Portugal quer garantir que, durante a presidência nacional da União Europeia (UE), conseguirá ter a “primeira lei comunitária sobre inteligência artificial (IA), baseada na transparência e no respeito pelos direitos dos utilizadores, esperando também cooperação com a administração norte-americana”.

Em paralelo, uma área de preocupação é o reconhecimento facial, cujos contornos em defesa dos valores europeus devem constar da declaração de Lisboa sobre democracia digital, a ser assinada na Digital Assembly, em Junho.

O Ministro de Estado, da Economia e da Transição Digital considera que a UE dá “muita importância ao quadro legal para a IA”, porque é “a base para a produtividade reforçada e tem um grande potencial para crescimento”.

Pedro Siza Vieira defendeu o “respeito” entre as normas sociais e os algoritmos de IA, considerando que “as normas da sociedade e dos indivíduos devem ser respeitadas na área da inteligência artificial e nos algoritmos envolvidos”.

Nesse sentido, este quadro legal deve ter um “enquadramento transparente, que tenha em conta os riscos envolvidos e que proteja os valores da UE, em questões como os direitos humanos e a privacidade, entre outros”.
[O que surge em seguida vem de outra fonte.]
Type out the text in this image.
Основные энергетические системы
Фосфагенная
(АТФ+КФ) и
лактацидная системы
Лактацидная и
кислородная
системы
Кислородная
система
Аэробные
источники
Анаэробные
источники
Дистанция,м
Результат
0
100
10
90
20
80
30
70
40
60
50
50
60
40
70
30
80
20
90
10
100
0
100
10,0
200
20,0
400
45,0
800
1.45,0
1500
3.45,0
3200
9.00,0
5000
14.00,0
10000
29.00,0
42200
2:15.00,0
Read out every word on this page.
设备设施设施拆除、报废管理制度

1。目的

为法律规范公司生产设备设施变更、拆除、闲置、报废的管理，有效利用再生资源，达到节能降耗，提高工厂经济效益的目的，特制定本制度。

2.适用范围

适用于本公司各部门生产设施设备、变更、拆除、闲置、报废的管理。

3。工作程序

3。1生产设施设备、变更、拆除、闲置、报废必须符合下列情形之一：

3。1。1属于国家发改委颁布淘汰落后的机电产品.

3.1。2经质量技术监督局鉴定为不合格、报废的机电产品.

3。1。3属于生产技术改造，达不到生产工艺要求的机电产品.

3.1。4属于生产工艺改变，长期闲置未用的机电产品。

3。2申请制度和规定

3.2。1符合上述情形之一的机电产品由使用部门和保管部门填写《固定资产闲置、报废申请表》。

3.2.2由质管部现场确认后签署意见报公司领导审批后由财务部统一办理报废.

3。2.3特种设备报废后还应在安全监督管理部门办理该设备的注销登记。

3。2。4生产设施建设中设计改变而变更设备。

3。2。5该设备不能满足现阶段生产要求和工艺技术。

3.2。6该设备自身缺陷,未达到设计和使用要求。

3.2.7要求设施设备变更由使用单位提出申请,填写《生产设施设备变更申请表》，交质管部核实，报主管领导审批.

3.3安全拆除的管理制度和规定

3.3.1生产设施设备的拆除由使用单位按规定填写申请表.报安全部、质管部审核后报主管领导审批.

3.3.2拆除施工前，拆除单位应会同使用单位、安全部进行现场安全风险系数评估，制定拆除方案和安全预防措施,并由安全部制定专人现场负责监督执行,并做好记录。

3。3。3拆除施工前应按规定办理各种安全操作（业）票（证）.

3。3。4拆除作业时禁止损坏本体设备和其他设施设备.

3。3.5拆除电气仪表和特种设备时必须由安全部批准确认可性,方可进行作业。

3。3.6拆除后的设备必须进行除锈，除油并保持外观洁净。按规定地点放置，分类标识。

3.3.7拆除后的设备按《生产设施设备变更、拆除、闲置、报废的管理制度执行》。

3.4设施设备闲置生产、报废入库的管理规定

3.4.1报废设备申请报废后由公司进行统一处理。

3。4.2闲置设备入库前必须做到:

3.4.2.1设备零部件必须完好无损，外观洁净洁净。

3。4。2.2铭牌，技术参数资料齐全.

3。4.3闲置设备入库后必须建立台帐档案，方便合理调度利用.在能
Esse enquadramento visa também dar aos cidadãos “confiança na economia digital”, quando a IA “tem sido usada em aplicações para indivíduos e consumidores e, nos próximos passos, deverá centrar-se no processamento de grande volume de dados relativamente ao sector de indústria e cidades”.

O reconhecimento facial é uma das áreas em que “é preciso acautelar que se respeitam os valores da UE”, nomeadamente em termos de direitos humanos e de privacidade, defendeu o ministro, e deve incorporar a declaração de Lisboa sobre democracia digital, a ser assinada na Digital Assembly, entre 1 e 2 de Junho.

Nestas questões digitais, o ministro quer ainda que o ambiente legal possa ser “partilhado com sociedades que têm os mesmos valores” europeus, esperando que os EUA “criem valores partilhados nesta área”.

No entanto, isso não será fácil quando as empresas estão a aproveitar o vazio legal em que podem agir e a avaliação independente de empresas demonstra precisamente para onde estão a ir os algoritmos de reconhecimento facial, por exemplo.

Os próprios quadros legislativos sobre IA em que a UE está envolvida com diferentes organizações internacionais têm, por vezes, impactos não antecipados.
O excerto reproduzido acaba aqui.